When I was sixteen, I traveled with my Senior Class to London for ten days. It was the most amazing trip I have ever taken in my life. Aside from the thrilling sensation of being in a place so far from my internal home coordinates, the metropolitan nature of such a big city – to a suburban girl – provided a level of freedom I had never experienced.
When we woke up each morning, my friend Becca and I would skip the nasty, free breakfast provided by the hostel to head off on foot to the nearest McDonalds. No need to wait for a ride, we could just walk a few blocks and it was there. At every opportunity, we set out on foot to explore the city – armed only with our maps, scarves, and a camera.
We found Soho and Baker’s Street, Piccadilly and Trafalgar Square (under construction), Paddington Station and Charing Cross (which smells like a library right from the street). We found Covent Gardens, Portobello Road, and spent one hour lost, looking for #17 Cherry Tree Lane.
Every day was a micro adventure, and I’m grinning like a love-struck fool in every photograph.
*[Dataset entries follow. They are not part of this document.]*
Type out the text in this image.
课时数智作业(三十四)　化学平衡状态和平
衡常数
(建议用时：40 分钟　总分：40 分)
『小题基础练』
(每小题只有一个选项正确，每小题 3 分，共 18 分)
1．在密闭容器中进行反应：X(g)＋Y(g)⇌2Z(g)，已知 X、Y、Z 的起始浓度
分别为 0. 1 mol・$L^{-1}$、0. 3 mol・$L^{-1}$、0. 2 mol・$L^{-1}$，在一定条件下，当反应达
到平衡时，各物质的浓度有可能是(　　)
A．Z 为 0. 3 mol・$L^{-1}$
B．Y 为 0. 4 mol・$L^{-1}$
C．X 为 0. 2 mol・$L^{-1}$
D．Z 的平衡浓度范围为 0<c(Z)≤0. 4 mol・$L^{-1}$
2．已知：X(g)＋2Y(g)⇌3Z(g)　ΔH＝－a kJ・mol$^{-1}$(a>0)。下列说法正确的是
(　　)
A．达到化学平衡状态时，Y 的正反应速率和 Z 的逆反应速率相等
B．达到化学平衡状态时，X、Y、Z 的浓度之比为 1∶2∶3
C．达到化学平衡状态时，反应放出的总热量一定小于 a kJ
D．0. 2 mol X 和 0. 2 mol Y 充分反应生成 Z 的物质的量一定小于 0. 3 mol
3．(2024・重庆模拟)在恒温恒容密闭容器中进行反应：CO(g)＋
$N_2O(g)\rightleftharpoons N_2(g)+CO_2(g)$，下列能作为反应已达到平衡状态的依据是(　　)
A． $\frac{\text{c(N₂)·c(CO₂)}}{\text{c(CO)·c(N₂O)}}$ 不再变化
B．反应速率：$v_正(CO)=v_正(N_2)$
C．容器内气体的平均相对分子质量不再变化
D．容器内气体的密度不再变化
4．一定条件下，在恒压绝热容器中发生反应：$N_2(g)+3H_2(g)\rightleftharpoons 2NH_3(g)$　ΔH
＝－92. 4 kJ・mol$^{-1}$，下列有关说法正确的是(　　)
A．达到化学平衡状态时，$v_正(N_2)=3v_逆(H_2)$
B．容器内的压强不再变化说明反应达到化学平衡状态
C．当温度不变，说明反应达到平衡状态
Truly, I had fallen in love with the place and I never wanted to leave.
The amount of pocket money we would need had been grossly underestimated by the school planner. I ran out of money fast, partly because I was too picky to eat the free daily breakfast of sunny-side up eggs, tomatoey beans, tomatoes, and that weird piece of meat they call bacon, but back then a McDonalds breakfast was around three pounds. Some mornings I’d just have a Snickers.
I’d been given so little money though, I had to abandon all hope of a souvenir. Most of the kids wanted a Hard Rock t-shirt from London, but Becca and I didn’t want to waste time in line and the food was outrageously expensive. We wandered away from there a bit disappointed and started poking around in some other shops with subtler signs.
We found a tiny little place that sold red plaid suspenders (braces not sexy underwear) and a variety of elements for punk anti-fashion. I was merely looking through the racks to pass time while Becca shopped, and tried on silly things that didn’t suit her beaming innocence.
When it comes to clothes I tend to shop with my fingertips first, then my eyes. On this occasion, as I stroked a rack of t-shirts, an unusual softness alert went off in my brain. In response, I extracted a t-shirt from the group that was feathery light, unburdened by iron-on decals, and unblemished by airbrushed icons of the day. It was a plain black t-shirt, in my size, and marked down to five pounds. I verified three times that the five bucks included the tax (mostly because I didn’t know what the shop kid meant when he said VAT was always included).
I wore that shirt at every opportunity for years. I washed it on delicate and hung it up to dry to keep it from shrinking, stiffening, or wearing out too soon. It wasn’t just the softest, most versatile piece of clothing in my wardrobe; it was a tangible memory of a love I would never stop trying to return to.